I think we can all agree that the isolation that came with the COVID-19 pandemic changed us in ways we didn't expect. I, like so many others, did experience a heightened amount of anxiety and a mild case of depression (the infertility didn't help). I also found that relationships worth investing in are reciprocated. I learned that certain people are in your life for "seasons." Seasons come and go. If you have a person in your life for an extended time it's a blessing. The increased amount of family time was truly incredible. However, as I worked from home, I did find myself throwing myself into work. I worked long stressful hours trying to prove to the upper-management that myself and my team, although we were teleworking, we were indeed working. Every day was a battle between trying to please everyone at work and being happy at home. Although, we often talked about separating work from home-life, it just couldn't happen for a customer service manager for a manufacturing company of consumables. COVID was causing products to fly off shelves and demand for truck drivers spiked. Angry customers, internal arguments, high demand, poor performing personnel on my team and not on my team- it all just became too much stress to bear.
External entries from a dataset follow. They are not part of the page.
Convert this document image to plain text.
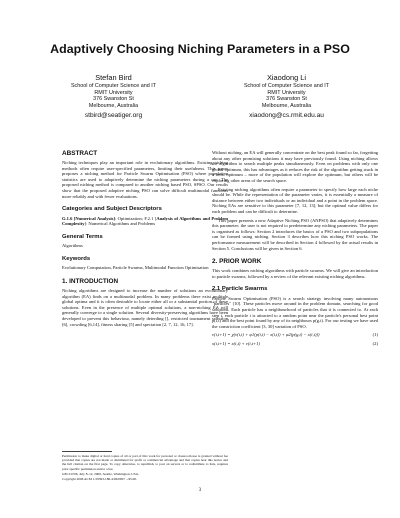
Adaptively Choosing Niching Parameters in a PSO
Stefan Bird
School of Computer Science and IT
RMIT University
376 Swanston St
Melbourne, Australia
stbird@seatiger.org
Xiaodong Li
School of Computer Science and IT
RMIT University
376 Swanston St
Melbourne, Australia
xiaodong@cs.rmit.edu.au
ABSTRACT

Niching techniques play an important role in evolutionary algorithms. Existing niching methods often require user-specified parameters, limiting their usefulness. This paper proposes a niching method for Particle Swarm Optimisation (PSO) where population statistics are used to adaptively determine the niching parameters during a run. The proposed niching method is compared to another niching based PSO, SPSO. Our results show that the proposed adaptive niching PSO can solve difficult multimodal functions more reliably and with fewer evaluations.

Categories and Subject Descriptors

G.1.6 [Numerical Analysis]: Optimization; F.2.1 [Analysis of Algorithms and Problem Complexity]: Numerical Algorithms and Problems

General Terms

Algorithms

Keywords

Evolutionary Computation, Particle Swarms, Multimodal Function Optimisation

1. INTRODUCTION

Niching algorithms are designed to increase the number of solutions an evolutionary algorithm (EA) finds on a multimodal problem. In many problems there exist multiple global optima and it is often desirable to locate either all or a substantial portion of these solutions. Even in the presence of multiple optimal solutions, a non-niching EA will generally converge to a single solution. Several diversity-preserving algorithms have been developed to prevent this behaviour, namely deterding [], restricted tournament selection [6], crowding [6,14], fitness sharing [5] and speciation [2, 7, 12, 16, 17].

Permission to make digital or hard copies of all or part of this work for personal or classroom use is granted without fee provided that copies are not made or distributed for profit or commercial advantage and that copies bear this notice and the full citation on the first page. To copy otherwise, to republish, to post on servers or to redistribute to lists, requires prior specific permission and/or a fee.

GECCO'06, July 8–12, 2006, Seattle, Washington, USA.

Copyright 2006 ACM 1-59593-186-4/06/0007 ...$5.00.

Without niching, an EA will generally concentrate on the best peak found so far, forgetting about any other promising solutions it may have previously found. Using niching allows the algorithm to search multiple peaks simultaneously. Even on problems with only one global optimum, this has advantages as it reduces the risk of the algorithm getting stuck in a local optimum – more of the population will explore the optimum, but others will be exploring other areas of the search space.

Existing niching algorithms often require a parameter to specify how large each niche should be. While the representation of the parameter varies, it is essentially a measure of distance between either two individuals or an individual and a point in the problem space. Niching EAs are sensitive to this parameter [7, 12, 13], but the optimal value differs for each problem and can be difficult to determine.

This paper presents a new Adaptive Niching PSO (ANPSO) that adaptively determines this parameter; the user is not required to predetermine any niching parameters. The paper is organised as follows: Section 2 introduces the basics of a PSO and two subpopulations can be formed using niching. Section 3 describes how this niching PSO works. The performance measurement will be described in Section 4 followed by the actual results in Section 5. Conclusions will be given in Section 6.

2. PRIOR WORK

This work combines niching algorithms with particle swarms. We will give an introduction to particle swarms, followed by a review of the relevant existing niching algorithms.

2.1 Particle Swarms

Particle Swarm Optimisation (PSO) is a search strategy involving many autonomous "particles" [10]. These particles move around in the problem domain, searching for good solutions. Each particle has a neighbourhood of particles that it is connected to. At each step t, each particle i is attracted to a random point near the particle's personal best point p(i,t) and the best point found by any of its neighbours p(g,t). For our testing we have used the constriction coefficient [3, 30] variation of PSO.

v(i,t+1) = χ(v(i,t) + φ1(p(i,t) − x(i,t)) + φ2(p(g,t) − x(i,t)))	(1)
x(i,t+1) = x(i,t) + v(i,t+1)	(2)
3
I got to the point where my emotional state was taking a toll on my physical state. I started experiencing panic attacks. More medication had to come into play. Something had to give. Thankfully God still held me. He always does. He just decided Margaret needed a clean slate. A total and utter "start over," if you will. We had already moved into a new house during the pandemic and were in a whole new neighborhood. Then, I received an offer for a new job. The benefits outweighed anything I've ever been offered before. And I needed a major change. I felt like I had nothing to lose. So, new house, new job...I see you God. I see what you are doing. We hadn't been to church in a while and were watching live-streams all throughout the pandemic. Live-streams were an okay substitute but nothing compared to actually being in church.
Spiritually, my family found ourselves in a rut. There were a few other factors that came into play with our church, but we just started to feel like the church we once called a home wasn't feeling like much of a home to us anymore. So, we decided to visit other churches. We still havent found our home church yet, but we feel confident that God is guiding us through this journey. He will show us where our relationship with Him will flourish and where our gifts can be used to glorify Him. 
With all of this said, there has been a lot of change these past couple years in my life alone, but I've seen a shift in the world. With quick access to any information and news at our fingertips, I've noticed anxiety comes a lot easier. I did recently decide to delete my Facebook account for this reason. I will definitely miss the platform because I know I will miss out on hearing about events, parties, and keeping up with the folks I care about. However, I know deleting my account is the healthiest thing for me mentally. 
The truth I've learned these couple years, this is my life that God has blessed me with.  I will be a good steward. I get to have control of who I have contact with. I refuse to be around anyone who consistently isn't producing fruit or who has drama in their lives. I refuse to be censored. I will express myself, as it is my right to as an American citizen. My number one priority is to have a safe, God-filled environment for my child, for my marriage, and for my family. I'm looking forward to this next season God has in store for us.